第304話

「無理はするな。後続がある程度のぼりきるまでの間、時間を稼げればそれでいい」

 ケルドラの指示に煉撰隊のメンバー達が頷く。

「了解」

「了解、でもまぁちょっと遊んできますよ」

 そう言って一人、二人が少しばかり突出し斬り込んでいく。

 そしていとも簡単そうに壁の民達の守りを突破してみせたのだ。

「くそっ、突破されたぞ!!」

「この腐れエルフ共、強いっ!!」

 そんな声をあげて慌てる壁の民達に、近場にいたローガ開拓団の面々も事態を察する。

「おいおい、しっかりしてくれよ」

 抜けてきたダークエルフの姿を見ながらガドーが呟いた。

 この時まだ彼は理解していなかった、抜けてきたそのエルフがどれほどの強者であるのかを。

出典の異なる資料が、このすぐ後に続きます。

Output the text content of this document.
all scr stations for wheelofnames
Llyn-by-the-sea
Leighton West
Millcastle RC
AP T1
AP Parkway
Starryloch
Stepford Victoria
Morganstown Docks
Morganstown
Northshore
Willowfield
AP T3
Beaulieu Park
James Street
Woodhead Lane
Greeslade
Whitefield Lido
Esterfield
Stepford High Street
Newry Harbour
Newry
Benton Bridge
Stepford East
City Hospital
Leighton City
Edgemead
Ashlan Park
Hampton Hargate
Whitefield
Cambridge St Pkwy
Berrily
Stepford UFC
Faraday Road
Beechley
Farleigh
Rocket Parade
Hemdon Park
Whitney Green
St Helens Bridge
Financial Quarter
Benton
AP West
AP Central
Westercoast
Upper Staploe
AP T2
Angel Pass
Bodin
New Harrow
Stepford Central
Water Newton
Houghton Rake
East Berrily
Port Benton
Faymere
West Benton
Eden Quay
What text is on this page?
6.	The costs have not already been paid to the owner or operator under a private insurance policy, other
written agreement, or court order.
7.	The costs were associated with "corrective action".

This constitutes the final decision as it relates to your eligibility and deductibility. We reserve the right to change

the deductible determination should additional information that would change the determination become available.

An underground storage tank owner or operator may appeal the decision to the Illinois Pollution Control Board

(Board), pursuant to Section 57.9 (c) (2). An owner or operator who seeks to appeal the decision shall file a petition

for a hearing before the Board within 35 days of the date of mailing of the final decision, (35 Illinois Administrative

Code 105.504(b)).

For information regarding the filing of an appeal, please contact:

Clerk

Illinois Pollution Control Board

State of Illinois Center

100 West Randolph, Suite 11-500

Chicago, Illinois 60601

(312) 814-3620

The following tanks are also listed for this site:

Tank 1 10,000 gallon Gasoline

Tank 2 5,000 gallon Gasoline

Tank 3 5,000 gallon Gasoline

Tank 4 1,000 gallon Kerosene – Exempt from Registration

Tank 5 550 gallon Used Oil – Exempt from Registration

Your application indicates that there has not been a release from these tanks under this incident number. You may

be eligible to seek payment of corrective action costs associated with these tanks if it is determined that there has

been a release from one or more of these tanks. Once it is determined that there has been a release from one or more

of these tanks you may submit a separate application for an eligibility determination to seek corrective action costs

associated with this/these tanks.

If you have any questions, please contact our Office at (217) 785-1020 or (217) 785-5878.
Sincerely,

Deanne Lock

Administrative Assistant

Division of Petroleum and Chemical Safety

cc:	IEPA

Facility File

 戦いに忙しく、のぼってきたダークエルフ達をよくよく観察していたわけではない。

 だから彼らを偶然に漏れ抜けた存在、その程度にしかガドーは思っていなかったのだ。

 ハゲ頭の青目人は特に深くも考えず、乗り込んできたダークエルフを排除しようと近付いていった。

 そして迂闊に斬りかかったその瞬間、彼は知る。

 それがどれほどの無謀であったかを。

「ぬおっ!!」

 目にも止まらぬ速さでダークエルフの剣がガドーを襲う。

「ぐっ!!」

 とっさに攻撃を受け致命傷を避けられたのは、たまたまとしか言い様がない。

 敵の剣筋をガドーは完全に見失っていた。

 力量差はその一手で理解出来た。

――こいつはやべぇ……。

 そう思ったのも束の間、体勢を崩したガドーに相手のダークエルフが即座に反応し斬りかかってくる。

 力量差を思えば、この攻撃で勝負が決まってもおかしくはなかった。

 剣音が鳴る。

「ちっ、完全に不意をついたと思ったんだがな」

 それはディオンの剣を、ダークエルフの剣が受けた音だった。